Mechanical, microstructure, and hot corrosion investigations on P22/P91 dissimilar tungsten inert gas weld

Abstract

The P22/P91 dissimilar weld increasingly used in supercritical power plan boilers calls for experimental investigations on its properties for enhanced performance in high-temperature service conditions. This study investigates the weld joint between P22/P91 steel using tungsten inert gas process employing a P22 matching filler metal. The fabricated weld has been characterized for mechanical properties of tensile strength and microhardness. The microstructural examination has been carried out in the weld region, transition zones, and base metals.
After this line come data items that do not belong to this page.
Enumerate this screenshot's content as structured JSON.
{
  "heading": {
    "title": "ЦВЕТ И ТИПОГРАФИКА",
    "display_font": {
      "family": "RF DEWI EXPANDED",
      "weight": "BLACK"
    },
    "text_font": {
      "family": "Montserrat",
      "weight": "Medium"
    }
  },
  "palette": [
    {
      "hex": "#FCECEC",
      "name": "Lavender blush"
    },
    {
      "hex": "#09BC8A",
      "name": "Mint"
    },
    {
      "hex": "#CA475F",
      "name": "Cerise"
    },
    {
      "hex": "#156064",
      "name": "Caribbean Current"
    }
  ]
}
The weld was exposed to a temperature of 700 °C in the environment of molten salt (50% Na2SO4 + 50% NaCl) to quantify the effect of high-temperature corrosion at its sight of application. Furthermore, the welds were also shot-peened and its effect on corrosion properties has been examined. The corroded specimens were examined using X-ray diffraction and scanning electron microscope to analyze the oxide scale produced upon exposure to high temperature in a controlled environment. The P22 base metal was found to oxidize more severely as compared to the weld fusion zone. Shot peening improves the corrosion resistance of weld by 7.56%. The results of this study comprehensively cover multiple aspects of weld integrity as per the service conditions, with its results having significant application in the power plant industry.